The North Water (BBC)
An adaptation of an Ian McGuire novel, the North Water is about a murderous harpooning enthusiast on a 1950s whaling boat and it features Colin Farrell. I mean, we've all wondered what might happen if we gave Colin a harpoon gun. Yes, they had me with, "the Farreller on a whaling boat with a harpoon gun".
My Name is Lizzie (Channel 4)
This features the brilliant Irish actor Niamh Algar (who is currently being excellent in Raised by Wolves) as the undercover police officer at the centre of the now hugely controversial investigation into the murder of Rachel Nickell in 1992. That alone is reason to be enthusiastic.
My family Zoom meet-up (Zoom)
Given how chat shows have recently become indistinguishable from Zoom calls, I have started hosting my weekly family Zoom meet-up with more pizzazz. I tap cards on a desk and introduce everyone. I’ve even got an applause button and a house band. So do tune in for such striking bons mots as “Please stop this, I’m not a ‘special guest’, I’m your mother” and “There’s three in the will, Patrick”.
More superheroes (Disney+)
As you know, Disney+ are basically holding the concept of childhood hostage for a monthly subscription fee. The entertainment future is a white rodent glove stamping on your childhood memories forever. It has snaffled up every popular franchise and it’s now the custodian of the Marvel universe too. In the new year there’s a surreal sitcommy thing called WandaVision, a buddy series called The Falcon and the Winter Soldier (basically Jake and the Fatman with masks) and a series about Taylor Swift’s ex-boyfriend and Thor’s magic brother, Loki, aka Tom Hiddleston. Essentially, you can make any sort of story you want nowadays as long as it’s filtered through the medium of superheroes. It’s inescapable. I’m telling you, soon our newscasters will have capes and masks.

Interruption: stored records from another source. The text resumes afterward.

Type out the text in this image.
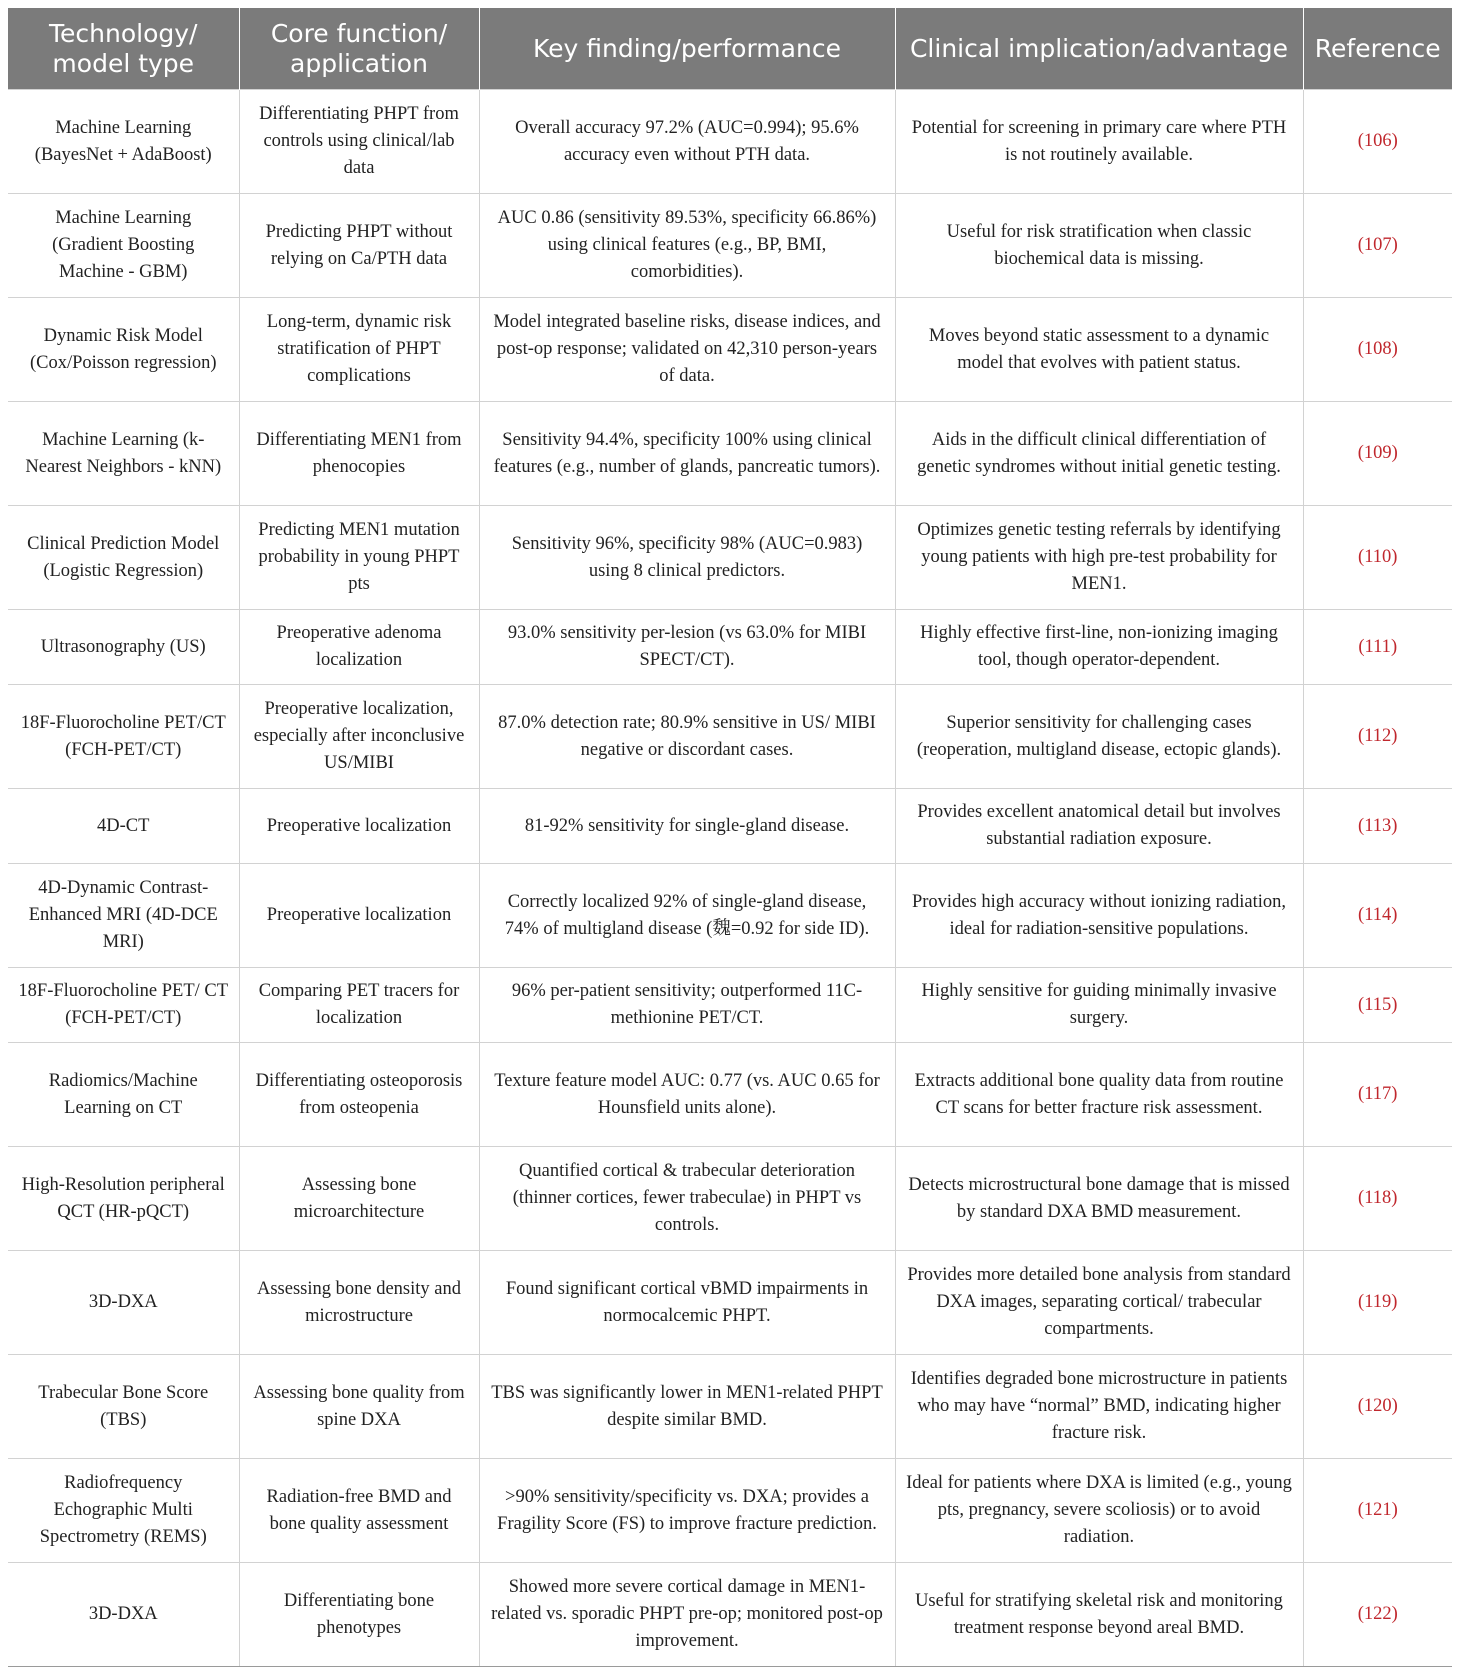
Technology/ model type	Core function/ application	Key finding/performance	Clinical implication/advantage	Reference
Machine Learning (BayesNet + AdaBoost)	Differentiating PHPT from controls using clinical/lab data	Overall accuracy 97.2% (AUC=0.994); 95.6% accuracy even without PTH data.	Potential for screening in primary care where PTH is not routinely available.	(106)
Machine Learning (Gradient Boosting Machine - GBM)	Predicting PHPT without relying on Ca/PTH data	AUC 0.86 (sensitivity 89.53%, specificity 66.86%) using clinical features (e.g., BP, BMI, comorbidities).	Useful for risk stratification when classic biochemical data is missing.	(107)
Dynamic Risk Model (Cox/Poisson regression)	Long-term, dynamic risk stratification of PHPT complications	Model integrated baseline risks, disease indices, and post-op response; validated on 42,310 person-years of data.	Moves beyond static assessment to a dynamic model that evolves with patient status.	(108)
Machine Learning (k-Nearest Neighbors - kNN)	Differentiating MEN1 from phenocopies	Sensitivity 94.4%, specificity 100% using clinical features (e.g., number of glands, pancreatic tumors).	Aids in the difficult clinical differentiation of genetic syndromes without initial genetic testing.	(109)
Clinical Prediction Model (Logistic Regression)	Predicting MEN1 mutation probability in young PHPT pts	Sensitivity 96%, specificity 98% (AUC=0.983) using 8 clinical predictors.	Optimizes genetic testing referrals by identifying young patients with high pre-test probability for MEN1.	(110)
Ultrasonography (US)	Preoperative adenoma localization	93.0% sensitivity per-lesion (vs 63.0% for MIBI SPECT/CT).	Highly effective first-line, non-ionizing imaging tool, though operator-dependent.	(111)
18F-Fluorocholine PET/CT (FCH-PET/CT)	Preoperative localization, especially after inconclusive US/MIBI	87.0% detection rate; 80.9% sensitive in US/ MIBI negative or discordant cases.	Superior sensitivity for challenging cases (reoperation, multigland disease, ectopic glands).	(112)
4D-CT	Preoperative localization	81-92% sensitivity for single-gland disease.	Provides excellent anatomical detail but involves substantial radiation exposure.	(113)
4D-Dynamic Contrast-Enhanced MRI (4D-DCE MRI)	Preoperative localization	Correctly localized 92% of single-gland disease, 74% of multigland disease (魏=0.92 for side ID).	Provides high accuracy without ionizing radiation, ideal for radiation-sensitive populations.	(114)
18F-Fluorocholine PET/ CT (FCH-PET/CT)	Comparing PET tracers for localization	96% per-patient sensitivity; outperformed 11C-methionine PET/CT.	Highly sensitive for guiding minimally invasive surgery.	(115)
Radiomics/Machine Learning on CT	Differentiating osteoporosis from osteopenia	Texture feature model AUC: 0.77 (vs. AUC 0.65 for Hounsfield units alone).	Extracts additional bone quality data from routine CT scans for better fracture risk assessment.	(117)
High-Resolution peripheral QCT (HR-pQCT)	Assessing bone microarchitecture	Quantified cortical & trabecular deterioration (thinner cortices, fewer trabeculae) in PHPT vs controls.	Detects microstructural bone damage that is missed by standard DXA BMD measurement.	(118)
3D-DXA	Assessing bone density and microstructure	Found significant cortical vBMD impairments in normocalcemic PHPT.	Provides more detailed bone analysis from standard DXA images, separating cortical/ trabecular compartments.	(119)
Trabecular Bone Score (TBS)	Assessing bone quality from spine DXA	TBS was significantly lower in MEN1-related PHPT despite similar BMD.	Identifies degraded bone microstructure in patients who may have “normal” BMD, indicating higher fracture risk.	(120)
Radiofrequency Echographic Multi Spectrometry (REMS)	Radiation-free BMD and bone quality assessment	>90% sensitivity/specificity vs. DXA; provides a Fragility Score (FS) to improve fracture prediction.	Ideal for patients where DXA is limited (e.g., young pts, pregnancy, severe scoliosis) or to avoid radiation.	(121)
3D-DXA	Differentiating bone phenotypes	Showed more severe cortical damage in MEN1-related vs. sporadic PHPT pre-op; monitored post-op improvement.	Useful for stratifying skeletal risk and monitoring treatment response beyond areal BMD.	(122)
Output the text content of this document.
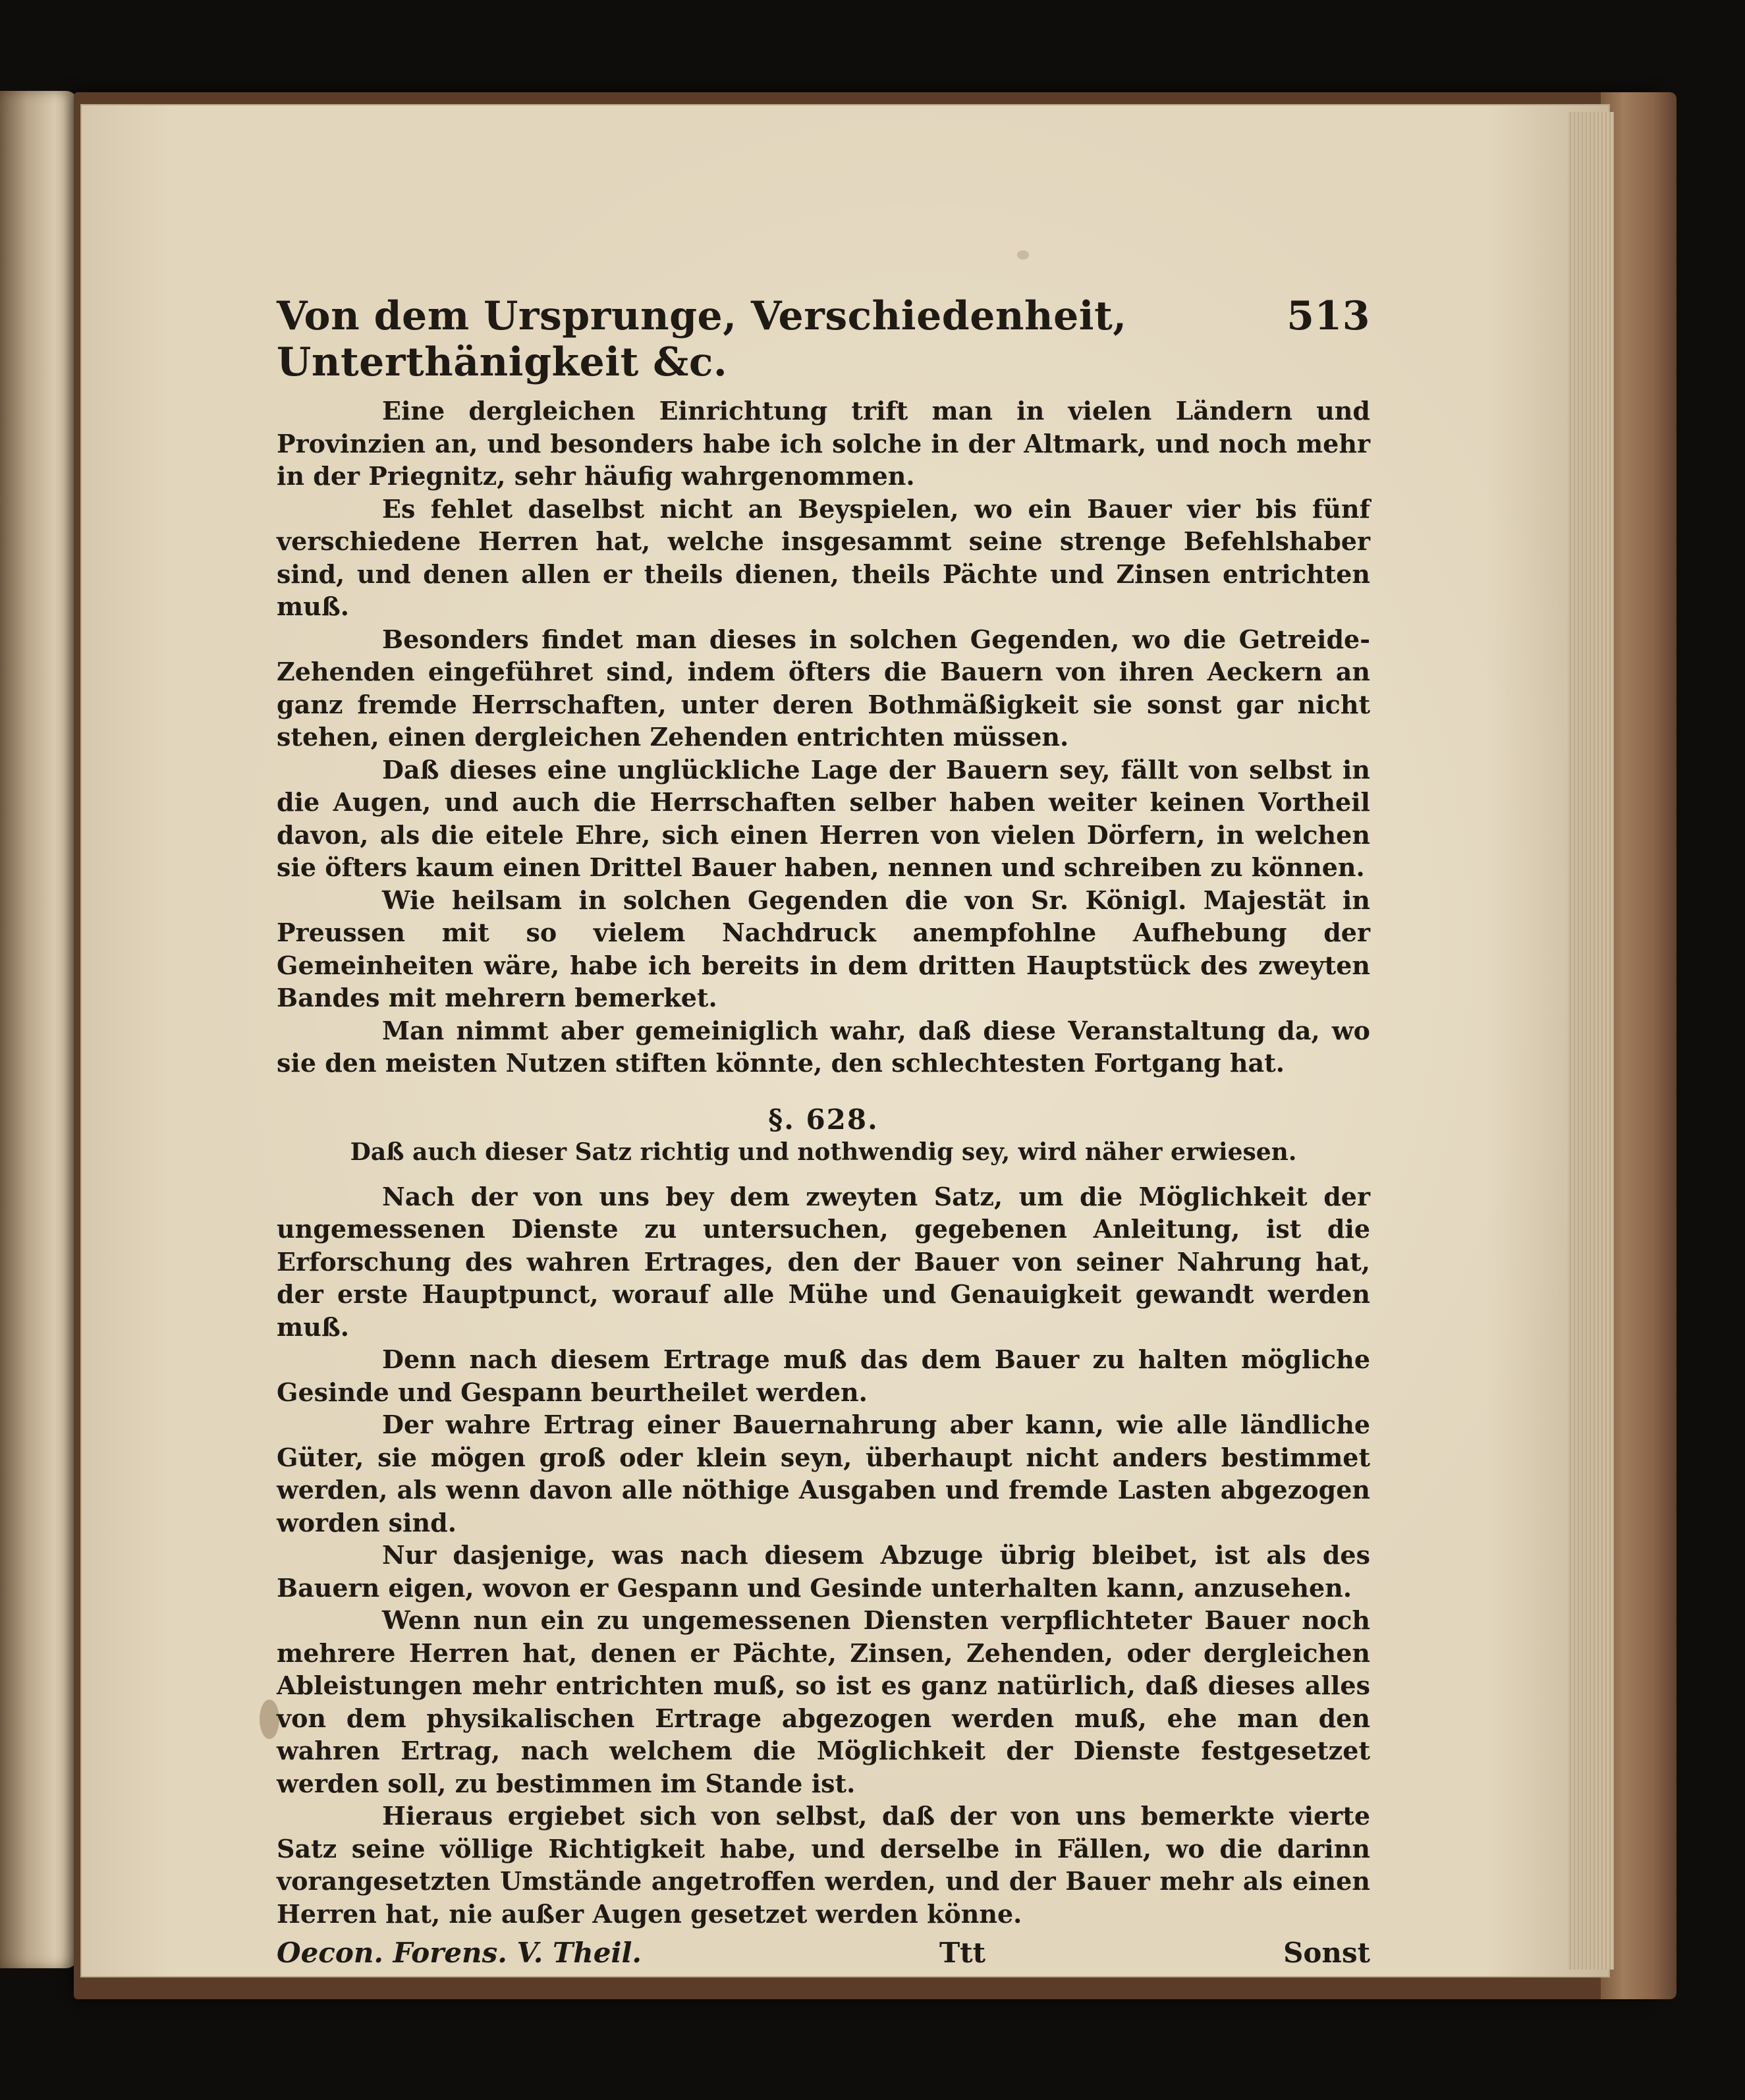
Von dem Ursprunge, Verschiedenheit, Unterthänigkeit &c.
513

Eine dergleichen Einrichtung trift man in vielen Ländern und Provinzien an, und besonders habe ich solche in der Altmark, und noch mehr in der Priegnitz, sehr häufig wahrgenommen.

Es fehlet daselbst nicht an Beyspielen, wo ein Bauer vier bis fünf verschiedene Herren hat, welche insgesammt seine strenge Befehlshaber sind, und denen allen er theils dienen, theils Pächte und Zinsen entrichten muß.

Besonders findet man dieses in solchen Gegenden, wo die Getreide-Zehenden eingeführet sind, indem öfters die Bauern von ihren Aeckern an ganz fremde Herrschaften, unter deren Bothmäßigkeit sie sonst gar nicht stehen, einen dergleichen Zehenden entrichten müssen.

Daß dieses eine unglückliche Lage der Bauern sey, fällt von selbst in die Augen, und auch die Herrschaften selber haben weiter keinen Vortheil davon, als die eitele Ehre, sich einen Herren von vielen Dörfern, in welchen sie öfters kaum einen Drittel Bauer haben, nennen und schreiben zu können.

Wie heilsam in solchen Gegenden die von Sr. Königl. Majestät in Preussen mit so vielem Nachdruck anempfohlne Aufhebung der Gemeinheiten wäre, habe ich bereits in dem dritten Hauptstück des zweyten Bandes mit mehrern bemerket.

Man nimmt aber gemeiniglich wahr, daß diese Veranstaltung da, wo sie den meisten Nutzen stiften könnte, den schlechtesten Fortgang hat.

§. 628.
Daß auch dieser Satz richtig und nothwendig sey, wird näher erwiesen.

Nach der von uns bey dem zweyten Satz, um die Möglichkeit der ungemessenen Dienste zu untersuchen, gegebenen Anleitung, ist die Erforschung des wahren Ertrages, den der Bauer von seiner Nahrung hat, der erste Hauptpunct, worauf alle Mühe und Genauigkeit gewandt werden muß.

Denn nach diesem Ertrage muß das dem Bauer zu halten mögliche Gesinde und Gespann beurtheilet werden.

Der wahre Ertrag einer Bauernahrung aber kann, wie alle ländliche Güter, sie mögen groß oder klein seyn, überhaupt nicht anders bestimmet werden, als wenn davon alle nöthige Ausgaben und fremde Lasten abgezogen worden sind.

Nur dasjenige, was nach diesem Abzuge übrig bleibet, ist als des Bauern eigen, wovon er Gespann und Gesinde unterhalten kann, anzusehen.

Wenn nun ein zu ungemessenen Diensten verpflichteter Bauer noch mehrere Herren hat, denen er Pächte, Zinsen, Zehenden, oder dergleichen Ableistungen mehr entrichten muß, so ist es ganz natürlich, daß dieses alles von dem physikalischen Ertrage abgezogen werden muß, ehe man den wahren Ertrag, nach welchem die Möglichkeit der Dienste festgesetzet werden soll, zu bestimmen im Stande ist.

Hieraus ergiebet sich von selbst, daß der von uns bemerkte vierte Satz seine völlige Richtigkeit habe, und derselbe in Fällen, wo die darinn vorangesetzten Umstände angetroffen werden, und der Bauer mehr als einen Herren hat, nie außer Augen gesetzet werden könne.

Oecon. Forens. V. Theil.	Ttt	Sonst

The Book of Boba Fett (Disney+)
It was inevitable that there would be a spin-off of the spin-off that is the Star Wars space-western, The Mandalorian. The new project is about the original Mandalorian-in-chief Boba Fett and it's apparently coming out in December. Boba Fett became a fan favourite back when The Empire Strikes Back was first screened in 1980, not because of a magnetic performance or an interesting character arc or even an exciting action sequence, but because he had a cool costume. That's it. That's basically his character. He has a nice hat. For some, that is the moment when cinema died and demonic fanservice took over. I'll nonetheless be watching because I'm part of the problem. Sadly, The Book of Boba Fett is unlikely to feature fan-favourite Baby Yoda because that charismatic newcomer will have surely moved on to new things by then, possibly taking up the role of Queen Elizabeth II in the next series of The Crown or becoming the new James Bond or replacing Timothée Chalamet in Dune. He has a lot of range.
Untitled Paul McCartney documentary series
Speaking of cultural infantilisation, at some point in 2021 there's going to be a six-part documentary series about ageing teeny-bopper Paul McCartney. The fact we're still obsessed with music of the 1960s is a tacit admission that western culture has just given up. It's as if the people of the 1960s were obsessed with Edwardian shadow puppetry. Yes kids, the baby boomers will only let you have pop culture back when you've prised it from their cold dead hands. It's unclear where this documentary series is going to air as yet but it features Gandalfian production guru Rick Rubin going through old master tapes with McCartney . In fairness, McCartney was objectively and undeniably the best Beatle and when all has been said, why not just resay it. Sure, it's something to do as the clock runs down on our civilisation.